Muovendo da tali considerazioni, deve ritenersi che il parere impugnato rispetta i requisiti previsti dalla giurisprudenza.

Il radicale contrasto enucleato dalla Soprintendenza rende evidente che il progetto non possa essere reso compatibile con le finalità di tutela del paesaggio.

In virtù delle suesposte considerazioni, le contestazioni in esame non possono essere accolte.

7. Quanto al profilo di disparità di trattamento, è appena il caso di rilevare che, come condivisibilmente rappresentato nella memoria difensiva dall’Avvocatura Distrettuale dello Stato,  il precedente progetto approvato era significativamente diverso da quello oggetto del presente giudizio, trattandosi di un unico corpo di fabbrica, in cui la copertura veniva totalmente inerbita e che le prescrizioni impartite prevedevano ulteriori accorgimenti (laddove, invece, nella specie, viene in rilievo un progetto che propone la costruzione di due nuovi edifici residenziali, suddivisi in tre unità abitative e collegati alla viabilità comunale di via S. Anna attraverso la realizzazione di una strada di servizio interna mediante ulteriori interventi di scavo e modellazione del terreno, lungo tutto l’ambito di ingombro della nuova strada).

Vi è più che, come di recente statuito da questo Tribunale (19 giugno, n. 1549/2024), la disparità di trattamento non è vizio in sé, bensì elemento sintomatico dell’eccesso di potere.

Pertanto, ove, come nel caso di specie, la Soprintendenza abbia adeguatamente dato conto delle ragioni della sua valutazione di incompatibilità, con una motivazione che sfugge a censura, è da escludersi che la sua decisione sia viziata, eventualmente potendosi discorrere – ma non è di rilievo in questo caso – se siano state piuttosto incongrue le valutazioni svolte sulle altre ipotesi di edificazione.

Dunque, la Soprintendenza ha chiarito come il precedente progetto del 2010 presentasse soluzioni architettoniche di minore impatto visivo, prevedendo un unico corpo con copertura totalmente inerbita e pannelli addossati alla scarpata.

Pertanto, la diversità degli interventi giustifica la differente valutazione resa dall’Amministrazione, la quale non è tenuta a uniformare le proprie determinazioni a pregresse autorizzazioni ove i progetti non siano realmente sovrapponibili.

Ne deriva che la doglianza non può essere accolta.

8. Anche l’ultimo motivo di doglianza si rivela privo di pregio.

Invero, sempre dalla lettura dei provvedimenti impugnati (preavviso di rigetto e parere definitivo contrario), emerge che sono state prese specificatamente in considerazione tanto le caratteristiche dei valori paesaggistici tutelati, in relazione alla concreta situazione di fatto (un cono ottico che si apre verso i colli asolani attraverso una ripida scarpata, raccordando lungo un percorso ascensionale, secondo un ritmo dinamico, gli elementi identitari del luogo) quanto le caratteristiche dell’intervento, che comporta “pesanti sbancamenti”, e “inserimenti di muri di contenimento” e non solo limitatamente al fabbricato (“prorompenti terrazzamenti di cemento”) ma anche per la strada di servizio che comporta altri “lavori di scavo e modellamento del terreno”.

In ogni caso, deve escludersi che gravi sull’Amministrazione l’obbligo di confutare in modo analitico e dettagliato tutte le deduzioni difensive dell’interessato, purché il provvedimento finale sia sorretto da una motivazione idonea a rendere comprensibili le ragioni per cui le osservazioni presentate non hanno condotto a un diverso esito del procedimento (da ultimo, sentenza TAR Lazio Roma, sez.

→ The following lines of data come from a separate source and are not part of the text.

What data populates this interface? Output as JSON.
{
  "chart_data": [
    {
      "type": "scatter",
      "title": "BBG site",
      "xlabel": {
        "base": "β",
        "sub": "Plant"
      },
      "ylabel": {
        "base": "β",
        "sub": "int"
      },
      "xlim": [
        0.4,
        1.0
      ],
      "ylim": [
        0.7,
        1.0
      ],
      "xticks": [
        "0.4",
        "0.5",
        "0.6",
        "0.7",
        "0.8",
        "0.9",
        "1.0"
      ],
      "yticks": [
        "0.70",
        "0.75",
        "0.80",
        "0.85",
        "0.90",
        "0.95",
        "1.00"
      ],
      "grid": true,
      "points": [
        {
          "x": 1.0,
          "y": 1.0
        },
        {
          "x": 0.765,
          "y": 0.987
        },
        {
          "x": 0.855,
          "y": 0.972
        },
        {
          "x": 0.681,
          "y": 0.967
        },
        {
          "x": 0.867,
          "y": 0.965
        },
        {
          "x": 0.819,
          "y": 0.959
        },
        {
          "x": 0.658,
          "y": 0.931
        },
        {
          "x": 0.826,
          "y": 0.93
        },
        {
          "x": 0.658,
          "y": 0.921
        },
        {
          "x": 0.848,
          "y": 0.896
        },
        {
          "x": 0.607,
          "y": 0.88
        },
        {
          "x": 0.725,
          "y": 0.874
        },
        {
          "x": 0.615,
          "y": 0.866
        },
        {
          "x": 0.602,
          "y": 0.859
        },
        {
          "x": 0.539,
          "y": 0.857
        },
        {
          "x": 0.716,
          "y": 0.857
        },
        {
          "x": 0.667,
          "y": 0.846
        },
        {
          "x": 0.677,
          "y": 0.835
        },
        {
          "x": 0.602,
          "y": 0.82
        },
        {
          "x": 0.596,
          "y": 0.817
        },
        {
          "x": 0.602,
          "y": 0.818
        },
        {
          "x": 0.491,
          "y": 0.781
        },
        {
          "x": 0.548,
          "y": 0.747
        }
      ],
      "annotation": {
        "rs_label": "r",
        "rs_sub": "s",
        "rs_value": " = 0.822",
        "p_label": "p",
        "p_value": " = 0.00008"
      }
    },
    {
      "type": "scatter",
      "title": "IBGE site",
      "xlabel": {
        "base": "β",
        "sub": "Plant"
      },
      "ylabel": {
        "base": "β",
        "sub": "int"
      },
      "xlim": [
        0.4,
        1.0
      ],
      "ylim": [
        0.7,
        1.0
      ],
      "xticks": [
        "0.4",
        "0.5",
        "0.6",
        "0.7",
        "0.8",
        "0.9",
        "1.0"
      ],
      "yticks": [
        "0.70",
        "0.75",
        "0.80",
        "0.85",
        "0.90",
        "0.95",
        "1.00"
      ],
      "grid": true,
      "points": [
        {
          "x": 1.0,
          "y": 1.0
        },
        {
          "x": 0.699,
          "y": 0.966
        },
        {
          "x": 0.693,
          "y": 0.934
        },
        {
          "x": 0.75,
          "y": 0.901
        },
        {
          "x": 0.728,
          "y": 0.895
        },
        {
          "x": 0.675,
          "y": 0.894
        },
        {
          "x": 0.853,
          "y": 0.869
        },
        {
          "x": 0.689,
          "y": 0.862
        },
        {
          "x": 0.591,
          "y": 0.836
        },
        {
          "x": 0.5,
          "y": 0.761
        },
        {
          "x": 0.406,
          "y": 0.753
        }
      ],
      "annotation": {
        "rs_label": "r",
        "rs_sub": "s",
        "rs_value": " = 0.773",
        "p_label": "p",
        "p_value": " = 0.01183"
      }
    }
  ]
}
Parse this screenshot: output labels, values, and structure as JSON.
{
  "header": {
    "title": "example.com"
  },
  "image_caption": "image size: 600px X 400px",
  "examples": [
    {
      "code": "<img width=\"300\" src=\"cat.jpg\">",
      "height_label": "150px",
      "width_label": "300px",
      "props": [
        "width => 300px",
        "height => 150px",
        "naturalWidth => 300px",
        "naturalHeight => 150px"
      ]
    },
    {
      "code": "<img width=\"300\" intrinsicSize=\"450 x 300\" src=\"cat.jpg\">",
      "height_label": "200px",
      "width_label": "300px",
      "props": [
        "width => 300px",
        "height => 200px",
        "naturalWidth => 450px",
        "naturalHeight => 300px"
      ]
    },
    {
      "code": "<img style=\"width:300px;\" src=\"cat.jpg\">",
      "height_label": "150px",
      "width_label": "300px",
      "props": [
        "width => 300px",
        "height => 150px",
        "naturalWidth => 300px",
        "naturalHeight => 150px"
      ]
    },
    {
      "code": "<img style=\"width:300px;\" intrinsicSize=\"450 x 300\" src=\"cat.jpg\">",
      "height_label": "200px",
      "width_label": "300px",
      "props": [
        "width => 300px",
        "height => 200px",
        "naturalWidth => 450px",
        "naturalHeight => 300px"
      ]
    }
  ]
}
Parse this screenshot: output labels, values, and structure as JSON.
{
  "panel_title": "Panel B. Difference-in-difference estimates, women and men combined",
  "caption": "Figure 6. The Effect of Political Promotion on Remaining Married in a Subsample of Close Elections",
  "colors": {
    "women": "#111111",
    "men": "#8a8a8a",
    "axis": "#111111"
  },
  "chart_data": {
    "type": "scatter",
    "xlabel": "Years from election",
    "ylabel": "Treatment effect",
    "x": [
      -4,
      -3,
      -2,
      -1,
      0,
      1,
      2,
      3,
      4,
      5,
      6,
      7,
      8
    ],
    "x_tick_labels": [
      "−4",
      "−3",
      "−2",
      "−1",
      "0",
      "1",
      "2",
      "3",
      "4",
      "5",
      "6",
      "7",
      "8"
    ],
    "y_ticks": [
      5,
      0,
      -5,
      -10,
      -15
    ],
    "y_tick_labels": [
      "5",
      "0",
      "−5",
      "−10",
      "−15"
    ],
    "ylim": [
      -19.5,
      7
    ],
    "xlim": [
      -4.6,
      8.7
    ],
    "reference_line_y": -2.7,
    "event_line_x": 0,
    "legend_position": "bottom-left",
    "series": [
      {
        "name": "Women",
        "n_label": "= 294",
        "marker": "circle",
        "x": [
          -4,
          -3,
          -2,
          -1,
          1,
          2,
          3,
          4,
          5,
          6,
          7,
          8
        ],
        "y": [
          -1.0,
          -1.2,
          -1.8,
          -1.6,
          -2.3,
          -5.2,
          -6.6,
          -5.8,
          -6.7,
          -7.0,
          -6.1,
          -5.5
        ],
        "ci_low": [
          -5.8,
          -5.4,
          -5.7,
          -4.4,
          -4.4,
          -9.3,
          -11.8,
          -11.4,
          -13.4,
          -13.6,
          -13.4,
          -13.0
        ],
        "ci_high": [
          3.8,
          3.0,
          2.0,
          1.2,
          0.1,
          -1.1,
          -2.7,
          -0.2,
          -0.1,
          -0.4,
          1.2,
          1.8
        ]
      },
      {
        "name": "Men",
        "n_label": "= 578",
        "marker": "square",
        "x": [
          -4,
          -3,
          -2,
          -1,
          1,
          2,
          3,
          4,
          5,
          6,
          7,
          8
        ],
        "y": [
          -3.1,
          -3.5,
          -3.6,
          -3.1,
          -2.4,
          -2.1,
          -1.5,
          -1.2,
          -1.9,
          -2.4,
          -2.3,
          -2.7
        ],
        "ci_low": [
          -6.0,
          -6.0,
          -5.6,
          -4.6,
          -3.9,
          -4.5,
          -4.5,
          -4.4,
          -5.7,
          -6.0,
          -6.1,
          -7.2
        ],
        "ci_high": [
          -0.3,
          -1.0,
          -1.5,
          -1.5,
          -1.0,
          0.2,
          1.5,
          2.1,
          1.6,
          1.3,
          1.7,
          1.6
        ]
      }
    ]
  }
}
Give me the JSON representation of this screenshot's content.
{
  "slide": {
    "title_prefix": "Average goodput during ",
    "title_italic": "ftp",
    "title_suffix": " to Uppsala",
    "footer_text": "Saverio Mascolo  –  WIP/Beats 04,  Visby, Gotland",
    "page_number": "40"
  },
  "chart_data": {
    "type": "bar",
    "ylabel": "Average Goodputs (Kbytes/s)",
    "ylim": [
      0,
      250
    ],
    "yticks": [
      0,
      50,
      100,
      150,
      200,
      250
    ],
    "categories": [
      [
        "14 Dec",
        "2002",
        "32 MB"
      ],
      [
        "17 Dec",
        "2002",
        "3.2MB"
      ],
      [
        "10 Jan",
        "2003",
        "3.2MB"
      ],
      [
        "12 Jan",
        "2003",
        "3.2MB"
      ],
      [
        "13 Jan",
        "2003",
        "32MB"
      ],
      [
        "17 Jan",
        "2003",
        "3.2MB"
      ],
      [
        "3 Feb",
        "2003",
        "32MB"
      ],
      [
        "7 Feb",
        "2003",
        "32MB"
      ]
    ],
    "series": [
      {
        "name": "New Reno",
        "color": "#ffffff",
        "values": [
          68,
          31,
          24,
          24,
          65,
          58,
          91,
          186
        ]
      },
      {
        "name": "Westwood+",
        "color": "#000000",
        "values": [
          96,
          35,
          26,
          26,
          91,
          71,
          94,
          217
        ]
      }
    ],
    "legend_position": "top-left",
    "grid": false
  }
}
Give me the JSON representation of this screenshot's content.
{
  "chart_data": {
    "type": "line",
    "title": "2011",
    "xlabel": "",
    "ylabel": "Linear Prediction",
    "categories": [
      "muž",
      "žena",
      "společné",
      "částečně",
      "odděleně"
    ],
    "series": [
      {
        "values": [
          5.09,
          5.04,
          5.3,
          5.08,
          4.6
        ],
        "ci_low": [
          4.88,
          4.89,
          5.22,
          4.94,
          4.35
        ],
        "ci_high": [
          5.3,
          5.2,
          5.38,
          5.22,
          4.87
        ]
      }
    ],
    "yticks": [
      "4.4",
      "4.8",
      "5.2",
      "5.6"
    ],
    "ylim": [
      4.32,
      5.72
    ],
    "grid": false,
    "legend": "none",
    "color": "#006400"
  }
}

IV, sentenza del 30/09/2025, n. 16879).

Siffatta circostanza, unitamente ai rilievi innanzi svolti, non può che condurre al rigetto del gravame.

9. Tenuto conto della peculiarità della fattispecie e del complessivo andamento del giudizio, sussistono i presupposti per disporre l’integrale compensazione delle spese di lite.